Here, we have an even stronger correlation of more than .95:

In [89]:
np.corrcoef(xs, ys)
array([[1.        , 0.94110679],
       [0.94110679, 1.        ]])

This is also confirmed by the Spearman rank correlation:

In [90]:
spearmanr(xs, ys)
SpearmanrResult(correlation=1.0, pvalue=0.0)

We conclude: If one wants to obtain high code coverage, it is a good idea to strive for high grammar coverage first.

Will this always work?

The correlation observed for the CGI and URL examples will not hold for every program and every structure.

Equivalent Elements

First, some grammar elements are treated uniformly by a program even though the grammar sees them as different symbols. In the host name of a URL, for instance, we can have many different characters, although a URL-handling program treats them all the same. Likewise, individual digits, once composed into a number, make less of a difference than the value of the number itself. Hence, achieving variety in digits or characters will not necessarily yield a large difference in functionality.

This problem can be addressed by differentiating elements dependent on their context, and covering alternatives for each context, as discussed above. The key is to identify the contexts in which variety is required, and those where it is not.

Deep Data Processing

Second, the way the data is processed can make a large difference. Consider the input to a media player, consisting of compressed media data. While processing the media data, the media player will show differences in behavior (notably in its output), but these differences cannot be directly triggered through individual elements of the media data. Likewise, a machine learner that is trained on a large set of inputs typically will not have its behavior controlled by a single syntactic element of the input. (Well, it could, but then, we would not need a machine learner.) In these cases of "deep" data processing, achieving structural coverage in the grammar will not necessarily induce code coverage.

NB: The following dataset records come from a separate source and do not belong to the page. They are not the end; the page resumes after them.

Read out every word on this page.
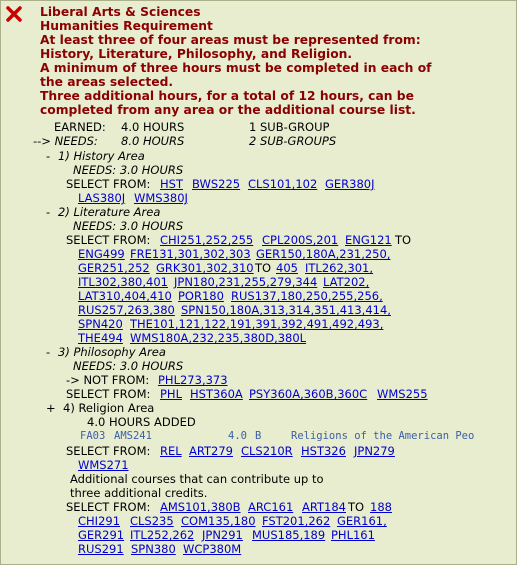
Liberal Arts & Sciences
Humanities Requirement
At least three of four areas must be represented from:
History, Literature, Philosophy, and Religion.
A minimum of three hours must be completed in each of
the areas selected.
Three additional hours, for a total of 12 hours, can be
completed from any area or the additional course list.
EARNED: 4.0 HOURS	1 SUB-GROUP
--> NEEDS: 8.0 HOURS	2 SUB-GROUPS
- 1) History Area
NEEDS: 3.0 HOURS
SELECT FROM: HST BWS225 CLS101,102 GER380J
LAS380J WMS380J
- 2) Literature Area
NEEDS: 3.0 HOURS
SELECT FROM: CHI251,252,255 CPL200S,201 ENG121 TO
ENG499 FRE131,301,302,303 GER150,180A,231,250,
GER251,252 GRK301,302,310 TO 405 ITL262,301,
ITL302,380,401 JPN180,231,255,279,344 LAT202,
LAT310,404,410 POR180 RUS137,180,250,255,256,
RUS257,263,380 SPN150,180A,313,314,351,413,414,
SPN420 THE101,121,122,191,391,392,491,492,493,
THE494 WMS180A,232,235,380D,380L
- 3) Philosophy Area
NEEDS: 3.0 HOURS
-> NOT FROM: PHL273,373
SELECT FROM: PHL HST360A PSY360A,360B,360C WMS255
+ 4) Religion Area
4.0 HOURS ADDED
FA03 AMS241	4.0 B	Religions of the American Peo
SELECT FROM: REL ART279 CLS210R HST326 JPN279
WMS271
Additional courses that can contribute up to
three additional credits.
SELECT FROM: AMS101,380B ARC161 ART184 TO 188
CHI291 CLS235 COM135,180 FST201,262 GER161,
GER291 ITL252,262 JPN291 MUS185,189 PHL161
RUS291 SPN380 WCP380M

One way to address this problem is to achieve not only syntactic, but actually semantic variety. In the chapter on fuzzing with constraints, we will see how to specifically generate and filter input values, especially numerical values. Such generators can also be applied in context, such that each and every facet of the input can be controlled individually. Also, in the above examples, some parts of the input can still be covered structurally: Metadata (such as author name or composer for the media player) or configuration data (such as settings for the machine learner) can and should be covered systematically; we will see how this is done in the chapter on "Configuration fuzzing".

Lessons Learned

  • Achieving grammar coverage quickly results in a large variety of inputs.
  • Duplicating grammar rules allows to cover elements in specific contexts.
  • Achieving grammar coverage can help in obtaining code coverage.


The idea of ensuring that each expansion in the grammar is used at least once goes back to Burkhardt \cite{Burkhardt1967}, to be later rediscovered by Paul Purdom \cite{Purdom1972}. The relation between grammar coverage and code coverage was discovered by Nikolas Havrikov, who explores it in his PhD thesis.


Exercise 1: Testing ls

Consider the Unix ls program, used to list the contents of a directory. Create a grammar for invoking ls:

In [91]:
    '<start>': ['-<options>'],
    '<options>': ['<option>*'],
    '<option>': ['1', 'A', '@',
                 # many more

Use GrammarCoverageFuzzer to test all options. Be sure to invoke ls with each option set.

Exercise 2: Caching

The value of max_expansion_coverage() depends on the grammar only. Change the implementation such that the values are precomputed for each symbol and depth upon initialization (__init__()); this way, max_expansion_coverage() can simply lookup the value in the table.